Людей вокруг было мало, и это было хорошо. От людей Артемка давно устал, а к
тишине не привык. И сейчас с удивлением прислушивался к ней.
Нет, тишины не
было: где-то лаяла мелкая собака, где-то смеялись, свистели птицы, шуршали
камешки под ногами. Но это всё были отдельные и понятные звуки, а не тот гул
огромного города, который сопровождал Артема и во дворе, и в парке, и в
квартире по ночам…
За дворцом
начались ряды деревьев. Это оказались яблони, усеянные красными плодами. Папа
сорвал три яблока, дал маме одно, другое Артемке, а третье, потерев о рукав,
надкусил.
– Кисловатое еще… Ну ничего, пригодится. Или в компот, – сунул яблоко в
большой карман своей штормовки.
Артемка кусать
не стал, тоже спрятал яблоко в карман.
Побрели меж
деревьями по траве, помогая себе палками.
– Может,
передохнешь? – тревожась, спросила мама.
Папа улыбнулся:
– Пока
нормально. Сейчас в овраг спустимся, там привал…
На дереве
впереди зашуршало, по стволу метнулось нечто серое, и затем раздался слабый
писк. Артемка увидел на ветке серого кота, а в пасти у него такую же серую
птичку. Вернее, ком перьев. Кот угрожающе смотрел прямо в глаза Артемке.
– Кошмар! –
выдохнула мама и отвернулась.
– Ничего, – голос
папы, – это природа. Уже конец августа, птенцы выросли… Пошли.
Артем долго
оборачивался на кота, а тот провожал его все тем же угрожающим взглядом. Будто
соперника.
– Не кошка, а
прямо рысь какая-то, – уже не со страхом и отвращением, а, кажется, с уважением
говорила мама. – Вот, сынок, какая она – дикая природа. Даже в Коломенском.
Вышли на
узенькую тропинку и пошли по ней влево… Миновали
какой-то маленький, похожий на деревенский, домик и вскоре затем оказались у
спуска в длинную и кривую яму с поросшими кустами склонами.

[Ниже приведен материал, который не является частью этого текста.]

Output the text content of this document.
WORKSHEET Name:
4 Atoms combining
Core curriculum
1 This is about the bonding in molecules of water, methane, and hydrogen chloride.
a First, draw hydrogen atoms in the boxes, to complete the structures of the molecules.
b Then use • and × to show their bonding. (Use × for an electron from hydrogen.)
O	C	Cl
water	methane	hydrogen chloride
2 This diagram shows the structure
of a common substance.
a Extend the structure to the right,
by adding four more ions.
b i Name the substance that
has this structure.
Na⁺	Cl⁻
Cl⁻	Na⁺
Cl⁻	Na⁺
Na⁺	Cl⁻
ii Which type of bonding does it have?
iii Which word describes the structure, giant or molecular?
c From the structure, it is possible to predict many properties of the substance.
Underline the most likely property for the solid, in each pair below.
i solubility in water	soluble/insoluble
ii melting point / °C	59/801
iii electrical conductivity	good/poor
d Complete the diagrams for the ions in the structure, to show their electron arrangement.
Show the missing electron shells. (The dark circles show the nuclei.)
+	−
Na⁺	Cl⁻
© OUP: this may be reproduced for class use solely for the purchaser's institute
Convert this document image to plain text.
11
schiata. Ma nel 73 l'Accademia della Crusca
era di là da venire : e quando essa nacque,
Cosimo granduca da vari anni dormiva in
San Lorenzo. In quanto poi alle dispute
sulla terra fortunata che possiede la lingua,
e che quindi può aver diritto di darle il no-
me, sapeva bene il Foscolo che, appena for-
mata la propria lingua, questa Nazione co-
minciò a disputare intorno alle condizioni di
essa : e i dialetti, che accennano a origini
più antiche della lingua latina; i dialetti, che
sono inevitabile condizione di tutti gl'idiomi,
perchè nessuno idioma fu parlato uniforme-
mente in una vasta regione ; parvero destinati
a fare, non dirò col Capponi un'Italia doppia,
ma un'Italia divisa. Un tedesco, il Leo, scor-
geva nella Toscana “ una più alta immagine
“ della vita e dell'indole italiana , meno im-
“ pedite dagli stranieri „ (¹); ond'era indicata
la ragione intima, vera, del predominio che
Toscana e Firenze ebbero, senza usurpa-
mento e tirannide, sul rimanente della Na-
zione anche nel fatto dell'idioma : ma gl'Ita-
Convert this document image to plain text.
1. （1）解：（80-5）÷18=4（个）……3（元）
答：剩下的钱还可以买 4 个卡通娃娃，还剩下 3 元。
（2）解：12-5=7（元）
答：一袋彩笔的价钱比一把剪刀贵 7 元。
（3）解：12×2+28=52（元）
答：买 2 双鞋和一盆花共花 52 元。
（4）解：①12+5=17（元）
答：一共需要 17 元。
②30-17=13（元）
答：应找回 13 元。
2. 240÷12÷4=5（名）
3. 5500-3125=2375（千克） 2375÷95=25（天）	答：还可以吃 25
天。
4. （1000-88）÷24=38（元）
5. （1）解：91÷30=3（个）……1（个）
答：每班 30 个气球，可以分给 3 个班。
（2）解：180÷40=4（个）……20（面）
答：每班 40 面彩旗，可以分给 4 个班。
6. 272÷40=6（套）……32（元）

– Овра-аг, – сказал папа с облегчением.
Стали
спускаться. И чувство близости города исчезло у Артемки совсем. Они были теперь
далеко-далеко от высоких домов, быстрых машин, асфальта, бетона, магазинов,
телевизоров и компьютеров. Лишь тропинка указывала на то, что здесь бывали
люди, – даже мусора Артемка не видел или не хотел замечать… Шел
в середине цепочки, между папой и мамой, и постепенно все сильнее боялся. Казалось,
сейчас выскочит уже не кот, а настоящий тигр… Сжимал
крепко лыжную палку, представляя ее копьем.
– Ну что? – Папа
замедлил шаг. – Привал?
Расположились
слегка в стороне от тропы, на небольшой лужайке. Мама достала плед и еду, папа
– железный чемоданчик, в котором обнаружилось сложное устройство.
– Костер здесь
нельзя… На этом чайку вскипятим. Спиртовка-примус.
Поставил на
спиртовку котелок, налил воды из бутылки… Артемка был
слегка раздосадован: он ожидал, что костер будет. Натаскают сухих веток, сложат
горкой, подожгут… Но ничего, можно и без костра: это
ведь маленький поход. В большом походе будет и костер.
Пока вода
грелась, поели колбасы, кружочки огурца, дольки плавленого сыра… Артемка ел с
аппетитом: позавтракал торопливо и успел проголодаться. К тому же на воздухе
есть было куда приятней, чем дома… Папа каким-то счастливым взглядом
осматривался. Сказал:
– Небо-то,
смотрите, какое. Огромное.
– Да-а, – подтвердил Артемка.
Действительно,
во дворе, по пути в садик, в садике на прогулках он редко замечал небо. Его как
бы и не было – этакий высокий потолок, чаще всего сероватый, иногда голубой. А
здесь небо прямо лезло в глаза, но не мешало, не давило. Хотелось подпрыгнуть и
побежать по нему…
Мама молчала, но
глаза ее были добрые. Печальные и добрые…
Папа поднялся,
стал осматривать кусты и траву. Что-то сорвал.
– Тут,
оказывается, мята есть. В чай добавим.
Вода в котелке
закипела, мама сыпанула туда заварки, папа – пощипанные ногтями зеленые
листочки и выключил спиртовку.
Пили чай из
металлических кружек вприкуску с пряниками. Артемка не очень-то любил чай, он
был для него горьким, но сейчас казался вкусным. Да и надо было его пить: настоящие
туристы пьют именно чай. Крепкий, с чаинками, которые
выплевывают в траву.
После чая еще
посидели, потом не спеша собрались и пошли дальше.
Овраг все
сужался, появились высокие деревья, закрывающие небо. В конце концов стало сумрачно, слева от тропинки появился ручей.
– Этот овраг называется
Голосов,
– рассказывал папа сквозь одышку, хотя двигались они медленно, брели, скорее, а
не шли. – Он очень знаменитый и таинственный… Артемыч,
ты знаешь, что нарисовано на гербе Москвы?
– Ага. Богатырь
змею убивает.
– Это Георгий
Победоносец, побеждающий змия. Дракона… И есть
легенда, что битва происходила как раз здесь, в этом овраге. Скоро будут камни.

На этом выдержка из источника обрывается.